The church regained importance again in the late 17th century when Barcelona suffered a severe famine caused by a (suitably biblical) plague of locusts. The city council supposedly asked the Virgin of Mercy to save the city, promising to invest her as patron saint of Barcelona if she listened to their prayers. When, shortly afterwards, the plague subsided, the council proclaimed La Mercè co-patron saint of Barcelona (along with Saint Eulalia). As the friary grew, the church became too small for its community, and thus it was torn down and rebuilt in the mid-18th century, taking the form you see today.
The Baroque church, designed by architect Josep Mas i Dordal, required ten years to complete. The nave (the area intended for the congregation) is flanked by twin pulpits (or raised platforms) and decorated in an ornate style typical of Baroque equivalents in the period. Large stained glass windows depict various scenes of the Virgin of Mercy’s life and fill the church's interior with shifting bright colours throughout the day. In contrast with the ornate interior, a mass of sparkling gold, the building's exterior is strikingly simple.
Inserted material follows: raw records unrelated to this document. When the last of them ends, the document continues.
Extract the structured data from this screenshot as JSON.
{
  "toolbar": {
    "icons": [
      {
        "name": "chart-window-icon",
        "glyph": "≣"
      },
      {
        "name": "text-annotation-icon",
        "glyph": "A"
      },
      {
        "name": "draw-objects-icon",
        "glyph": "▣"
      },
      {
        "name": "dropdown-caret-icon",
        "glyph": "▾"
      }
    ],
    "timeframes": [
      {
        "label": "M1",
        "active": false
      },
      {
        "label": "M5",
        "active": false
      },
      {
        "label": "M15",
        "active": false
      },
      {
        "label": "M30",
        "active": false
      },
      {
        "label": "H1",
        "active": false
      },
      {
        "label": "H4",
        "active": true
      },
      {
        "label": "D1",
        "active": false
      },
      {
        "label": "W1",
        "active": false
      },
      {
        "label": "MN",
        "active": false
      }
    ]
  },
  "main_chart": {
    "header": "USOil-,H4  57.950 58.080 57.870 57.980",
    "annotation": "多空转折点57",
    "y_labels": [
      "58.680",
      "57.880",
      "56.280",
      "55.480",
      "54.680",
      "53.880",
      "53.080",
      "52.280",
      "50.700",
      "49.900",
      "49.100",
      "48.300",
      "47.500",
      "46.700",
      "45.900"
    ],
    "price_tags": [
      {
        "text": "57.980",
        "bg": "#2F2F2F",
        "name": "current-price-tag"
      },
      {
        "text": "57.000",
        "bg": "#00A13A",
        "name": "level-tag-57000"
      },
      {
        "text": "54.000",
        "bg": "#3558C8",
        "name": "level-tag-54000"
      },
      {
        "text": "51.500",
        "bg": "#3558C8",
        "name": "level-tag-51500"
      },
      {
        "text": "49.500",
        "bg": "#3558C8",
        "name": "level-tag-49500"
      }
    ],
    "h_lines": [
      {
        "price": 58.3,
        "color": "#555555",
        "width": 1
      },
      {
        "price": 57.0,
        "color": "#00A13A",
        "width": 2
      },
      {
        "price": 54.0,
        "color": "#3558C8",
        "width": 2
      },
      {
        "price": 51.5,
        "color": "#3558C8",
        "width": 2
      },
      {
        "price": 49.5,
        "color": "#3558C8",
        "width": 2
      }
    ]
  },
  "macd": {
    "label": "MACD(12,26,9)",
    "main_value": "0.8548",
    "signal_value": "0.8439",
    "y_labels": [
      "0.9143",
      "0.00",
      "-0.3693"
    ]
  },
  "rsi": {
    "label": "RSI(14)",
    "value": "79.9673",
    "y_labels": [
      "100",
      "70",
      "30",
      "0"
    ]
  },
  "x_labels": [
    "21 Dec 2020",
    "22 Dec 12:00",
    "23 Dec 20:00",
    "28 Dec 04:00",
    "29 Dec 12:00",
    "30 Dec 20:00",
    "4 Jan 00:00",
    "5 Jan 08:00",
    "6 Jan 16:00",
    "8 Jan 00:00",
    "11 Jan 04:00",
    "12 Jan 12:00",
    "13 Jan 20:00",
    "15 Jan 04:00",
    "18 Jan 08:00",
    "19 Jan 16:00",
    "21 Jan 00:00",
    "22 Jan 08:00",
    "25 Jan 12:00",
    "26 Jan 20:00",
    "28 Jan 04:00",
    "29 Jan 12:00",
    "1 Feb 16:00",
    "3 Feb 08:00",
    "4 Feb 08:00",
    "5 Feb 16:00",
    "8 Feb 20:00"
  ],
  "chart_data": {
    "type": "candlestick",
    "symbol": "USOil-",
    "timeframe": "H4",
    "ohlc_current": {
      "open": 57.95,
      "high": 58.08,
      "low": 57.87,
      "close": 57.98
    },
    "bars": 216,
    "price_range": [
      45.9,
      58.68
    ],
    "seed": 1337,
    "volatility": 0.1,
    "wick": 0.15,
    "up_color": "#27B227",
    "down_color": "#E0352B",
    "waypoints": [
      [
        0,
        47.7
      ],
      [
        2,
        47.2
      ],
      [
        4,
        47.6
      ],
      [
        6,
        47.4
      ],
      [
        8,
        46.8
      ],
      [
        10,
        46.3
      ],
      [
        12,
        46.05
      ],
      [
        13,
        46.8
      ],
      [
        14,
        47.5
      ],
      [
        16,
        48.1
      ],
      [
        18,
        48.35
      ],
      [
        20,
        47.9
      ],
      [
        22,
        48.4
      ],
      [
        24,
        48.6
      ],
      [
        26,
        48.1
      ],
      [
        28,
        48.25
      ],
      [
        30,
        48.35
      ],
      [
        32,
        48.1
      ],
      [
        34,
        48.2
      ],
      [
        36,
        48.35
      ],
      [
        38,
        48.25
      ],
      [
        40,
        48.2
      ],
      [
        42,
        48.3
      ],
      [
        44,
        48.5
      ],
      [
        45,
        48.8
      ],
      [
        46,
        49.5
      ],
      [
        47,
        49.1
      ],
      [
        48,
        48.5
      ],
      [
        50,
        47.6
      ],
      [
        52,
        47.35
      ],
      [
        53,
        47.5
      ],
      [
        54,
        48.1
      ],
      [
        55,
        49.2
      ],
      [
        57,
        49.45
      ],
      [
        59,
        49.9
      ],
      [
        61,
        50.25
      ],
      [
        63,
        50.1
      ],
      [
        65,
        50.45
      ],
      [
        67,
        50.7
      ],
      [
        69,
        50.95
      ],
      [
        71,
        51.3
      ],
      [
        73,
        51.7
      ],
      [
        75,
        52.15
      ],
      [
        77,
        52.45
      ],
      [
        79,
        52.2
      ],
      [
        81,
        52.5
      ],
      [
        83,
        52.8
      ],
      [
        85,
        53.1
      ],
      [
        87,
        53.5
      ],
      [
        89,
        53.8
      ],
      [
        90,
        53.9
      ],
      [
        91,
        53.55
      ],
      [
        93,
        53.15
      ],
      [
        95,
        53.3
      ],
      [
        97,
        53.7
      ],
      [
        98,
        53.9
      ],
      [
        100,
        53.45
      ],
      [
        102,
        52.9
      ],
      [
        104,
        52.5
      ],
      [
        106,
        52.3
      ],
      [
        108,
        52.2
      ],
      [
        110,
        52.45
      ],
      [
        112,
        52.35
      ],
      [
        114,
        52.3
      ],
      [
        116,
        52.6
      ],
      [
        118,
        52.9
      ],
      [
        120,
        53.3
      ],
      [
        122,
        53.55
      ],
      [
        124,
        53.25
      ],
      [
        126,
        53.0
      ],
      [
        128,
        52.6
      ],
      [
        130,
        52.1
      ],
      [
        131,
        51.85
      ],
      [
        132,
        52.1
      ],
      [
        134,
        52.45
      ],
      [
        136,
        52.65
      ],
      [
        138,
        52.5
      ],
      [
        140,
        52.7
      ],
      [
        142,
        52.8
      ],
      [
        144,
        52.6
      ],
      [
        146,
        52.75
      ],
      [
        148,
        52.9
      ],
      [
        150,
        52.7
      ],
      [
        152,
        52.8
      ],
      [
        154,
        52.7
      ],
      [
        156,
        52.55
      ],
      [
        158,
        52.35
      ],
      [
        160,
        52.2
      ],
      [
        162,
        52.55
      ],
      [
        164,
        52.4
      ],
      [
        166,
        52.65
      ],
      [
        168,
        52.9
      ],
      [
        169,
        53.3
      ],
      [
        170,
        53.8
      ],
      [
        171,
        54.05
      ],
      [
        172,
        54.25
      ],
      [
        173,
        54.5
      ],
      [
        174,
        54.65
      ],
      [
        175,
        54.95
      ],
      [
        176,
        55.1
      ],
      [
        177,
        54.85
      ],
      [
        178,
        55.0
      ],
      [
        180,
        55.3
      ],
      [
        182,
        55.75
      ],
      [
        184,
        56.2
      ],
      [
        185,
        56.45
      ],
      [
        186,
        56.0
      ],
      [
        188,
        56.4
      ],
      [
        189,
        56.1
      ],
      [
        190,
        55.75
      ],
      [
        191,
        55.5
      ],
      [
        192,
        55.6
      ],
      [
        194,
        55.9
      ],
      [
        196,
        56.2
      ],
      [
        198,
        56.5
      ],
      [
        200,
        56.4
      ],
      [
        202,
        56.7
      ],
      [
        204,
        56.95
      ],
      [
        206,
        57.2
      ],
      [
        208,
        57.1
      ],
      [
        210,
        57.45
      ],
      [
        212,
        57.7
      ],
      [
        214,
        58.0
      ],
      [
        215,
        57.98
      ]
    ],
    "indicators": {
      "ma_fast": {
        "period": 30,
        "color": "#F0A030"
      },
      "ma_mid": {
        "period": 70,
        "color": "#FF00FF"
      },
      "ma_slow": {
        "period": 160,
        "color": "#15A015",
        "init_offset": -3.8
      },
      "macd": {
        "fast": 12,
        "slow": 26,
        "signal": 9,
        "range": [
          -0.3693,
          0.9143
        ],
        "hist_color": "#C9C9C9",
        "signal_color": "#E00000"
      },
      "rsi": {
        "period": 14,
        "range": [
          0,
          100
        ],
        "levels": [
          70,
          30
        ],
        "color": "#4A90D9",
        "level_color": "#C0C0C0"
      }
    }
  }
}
Like many other religious buildings, the basilica was badly damaged during the Spanish Civil War. In July 1936, the church was set alight, and most of the original sculptures and decorations were destroyed. Fortunately, the 14th-century statue of La Mercè and a few other religious artefacts were saved and taken into safekeeping. Sadly, the iconic bronze statue on the church’s dome could not manage a similar escape: it was instead melted down to make ammunition. After the war, Franco’s fascist government restored the basilica and replaced the bronze statue in the 1950s.
Today, faithful devotees from across the city continue to pray to the Virgin. Some of Barcelona FC’s footballers visit the church after their wins to offer thanks for their triumphs to Mary. In Catalan, the word mercè is synonymous with service, help, and compassion; the association of this peaceful basilica with all those qualities endures to this day.